Nucléaire et tensions entre EDF et la Chine après l’incident de Taishan

Bastien

Nucléaire : tensions entre EDF et la Chine après l’incident de Taishan

Un incident passé presque inaperçu en France ravive aujourd’hui les lignes de fracture d’une coopération énergétique stratégique. Quand l’atome se mêle de diplomatie, les fissures sont parfois plus politiques que techniques. Entre EDF, Framatome et son partenaire chinois CGN, les désaccords ne sont plus souterrains : ils s’exposent désormais à ciel ouvert.

Contexte d’un incident qui met à rude épreuve la coopération

Au cœur de la centrale nucléaire chinoise de Taishan‑1, l’un des deux seuls EPR en exploitation dans le monde, un incident technique s’est déclenché : cinq crayons de combustible révèlent une fuite de gaz rares radioactifs — des krypton et xénon — dans le circuit primaire. Ce type d’anomalie n’augure pas à lui seul un accident nucléaire majeur. Néanmoins, elle suscite une préoccupation légitime chez EDF et sa filiale Framatome, qui est l’auteur des crayons défectueux.

Un dialogue à sens unique et une coopération fragilisée

Malgré leur participation à hauteur de 30 % dans la coentreprise exploitant Taishan (TNPJVC), EDF et Framatome rencontrent des difficultés à obtenir la collaboration de leur partenaire chinois, CGN, majoritaire à 70 %. Les experts français voient leurs demandes d’informations rester sans réponse, tandis que les conseils techniques de Framatome sont évidemment ignorés.

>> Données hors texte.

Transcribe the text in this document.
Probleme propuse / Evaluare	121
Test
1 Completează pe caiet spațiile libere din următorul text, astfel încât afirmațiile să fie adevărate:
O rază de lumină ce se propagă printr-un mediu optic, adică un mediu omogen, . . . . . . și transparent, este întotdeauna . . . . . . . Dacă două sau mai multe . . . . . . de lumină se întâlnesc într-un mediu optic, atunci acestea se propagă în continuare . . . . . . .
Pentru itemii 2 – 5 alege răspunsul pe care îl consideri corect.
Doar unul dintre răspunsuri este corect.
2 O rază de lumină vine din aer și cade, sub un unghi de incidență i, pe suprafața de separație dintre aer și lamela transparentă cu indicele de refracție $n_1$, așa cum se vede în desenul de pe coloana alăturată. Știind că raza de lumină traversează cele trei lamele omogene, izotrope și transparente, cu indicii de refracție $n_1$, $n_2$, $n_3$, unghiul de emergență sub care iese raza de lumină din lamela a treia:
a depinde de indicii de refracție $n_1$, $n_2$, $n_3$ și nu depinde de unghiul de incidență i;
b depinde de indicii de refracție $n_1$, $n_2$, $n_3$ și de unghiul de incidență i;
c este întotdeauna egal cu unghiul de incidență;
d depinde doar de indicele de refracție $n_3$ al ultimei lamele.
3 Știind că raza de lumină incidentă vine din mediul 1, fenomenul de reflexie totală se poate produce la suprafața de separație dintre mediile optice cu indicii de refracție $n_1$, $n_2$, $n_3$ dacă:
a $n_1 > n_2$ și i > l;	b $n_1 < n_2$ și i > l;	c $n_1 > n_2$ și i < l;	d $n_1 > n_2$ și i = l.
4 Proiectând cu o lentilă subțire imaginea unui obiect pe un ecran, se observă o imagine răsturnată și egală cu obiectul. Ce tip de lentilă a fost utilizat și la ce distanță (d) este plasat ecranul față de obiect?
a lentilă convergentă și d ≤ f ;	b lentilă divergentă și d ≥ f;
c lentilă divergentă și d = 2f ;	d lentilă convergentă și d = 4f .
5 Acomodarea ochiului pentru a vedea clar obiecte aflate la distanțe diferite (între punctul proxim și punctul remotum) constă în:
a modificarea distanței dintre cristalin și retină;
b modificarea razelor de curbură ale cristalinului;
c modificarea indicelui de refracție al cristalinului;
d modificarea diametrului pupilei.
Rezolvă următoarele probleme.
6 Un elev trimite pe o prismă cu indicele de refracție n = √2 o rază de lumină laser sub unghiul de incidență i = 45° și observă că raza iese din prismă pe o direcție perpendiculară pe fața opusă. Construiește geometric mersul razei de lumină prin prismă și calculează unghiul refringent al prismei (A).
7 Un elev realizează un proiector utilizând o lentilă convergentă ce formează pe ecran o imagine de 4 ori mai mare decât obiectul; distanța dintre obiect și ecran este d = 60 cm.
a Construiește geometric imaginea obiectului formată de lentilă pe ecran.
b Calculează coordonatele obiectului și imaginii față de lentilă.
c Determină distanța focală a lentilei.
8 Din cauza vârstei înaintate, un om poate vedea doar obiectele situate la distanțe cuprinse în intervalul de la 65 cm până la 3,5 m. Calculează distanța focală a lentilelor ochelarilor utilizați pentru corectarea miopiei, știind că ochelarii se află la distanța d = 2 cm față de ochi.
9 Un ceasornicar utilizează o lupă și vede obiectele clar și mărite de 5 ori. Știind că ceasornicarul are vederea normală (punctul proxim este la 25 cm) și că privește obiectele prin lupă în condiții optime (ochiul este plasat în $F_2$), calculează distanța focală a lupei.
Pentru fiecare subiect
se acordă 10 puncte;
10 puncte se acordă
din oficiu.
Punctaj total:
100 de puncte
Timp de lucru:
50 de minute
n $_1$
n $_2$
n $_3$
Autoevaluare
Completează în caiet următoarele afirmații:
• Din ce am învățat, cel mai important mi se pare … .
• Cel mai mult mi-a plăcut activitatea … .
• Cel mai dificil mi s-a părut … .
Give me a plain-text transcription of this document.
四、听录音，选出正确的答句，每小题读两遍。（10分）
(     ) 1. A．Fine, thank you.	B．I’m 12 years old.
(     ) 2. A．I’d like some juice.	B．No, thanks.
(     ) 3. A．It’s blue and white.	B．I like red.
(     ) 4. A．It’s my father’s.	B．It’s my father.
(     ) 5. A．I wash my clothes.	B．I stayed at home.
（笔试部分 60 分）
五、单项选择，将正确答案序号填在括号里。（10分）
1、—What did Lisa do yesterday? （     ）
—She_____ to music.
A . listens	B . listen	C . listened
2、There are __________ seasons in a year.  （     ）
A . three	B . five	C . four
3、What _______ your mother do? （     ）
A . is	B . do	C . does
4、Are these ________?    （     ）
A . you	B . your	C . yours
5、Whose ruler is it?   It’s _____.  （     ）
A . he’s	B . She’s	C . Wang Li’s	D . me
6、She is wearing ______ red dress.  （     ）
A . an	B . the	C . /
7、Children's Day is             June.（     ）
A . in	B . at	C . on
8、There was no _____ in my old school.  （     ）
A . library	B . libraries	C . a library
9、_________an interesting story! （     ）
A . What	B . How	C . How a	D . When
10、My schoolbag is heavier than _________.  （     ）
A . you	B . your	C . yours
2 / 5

L’éclairage américain : une fuite révélée hors sol

Il est très probable que cet incident aurait été cantonné à un cercle restreint d’acteurs si la télévision américaine CNN n’en avait signalé l’existence le 14 juin 2021, de manière plutôt alarmiste. Elle mentionne notamment un document transmis par Framatome aux autorités américaines dès le 3 juin, dans lequel l’incident est formellement décrit. Ce recours aux États-Unis souligne une tension supplémentaire : la filiale américaine de Framatome, qui gère la base de données des incidents du groupe, ne peut légalement assister sur place. En effet, CGN est sur liste noire américaine, ce qui interdit toute collaboration avec des entreprises américaines.

Analyse nuancée

  • Des enjeux multilatéraux : l’incident révèle non seulement une faille technique isolée, mais aussi une difficulté stratégique dans la coopération franco‑chinoise, où les problèmes industriels se doublent de contraintes géopolitiques.
  • Sécurité vs souveraineté : tant EDF que Framatome tentent de préserver la sécurité nucléaire, mais se heurtent à la dynamique d’un partenaire qui privilégie sa souveraineté de gestion. Cela pose la question de la fiabilité opérationnelle dans des alliances technologiques sensibles.
  • Transparence soumise à la géopolitique : l’intervention de CNN illustre bien la puissance des lois extraterritoriales américaines, qui imposent une supervision indirecte, y compris lorsqu’il s’agit de sûreté nucléaire.

Conclusion

L’incident des crayons de combustible défectueux à Taishan‑1 dépasse certainement le cadre d’un simple incident technique. Il constitue un révélateur puissant des tensions inhérentes aux partenariats internationaux en matière nucléaire — lorsqu’interfèrent à la fois sécurité industrielle, gouvernance opérationnelle et pressions politiques externes. EDF et Framatome se trouvent confrontés à un dilemme : comment garantir la transparence et la sûreté dans un contexte où leurs conseils sont écartés et où les conflits juridiques internationaux compliquent l’assistance technique ? En définitive, cet épisode, bien que contenu, questionne durablement les fondations même du rêve nucléaire franco‑chinois.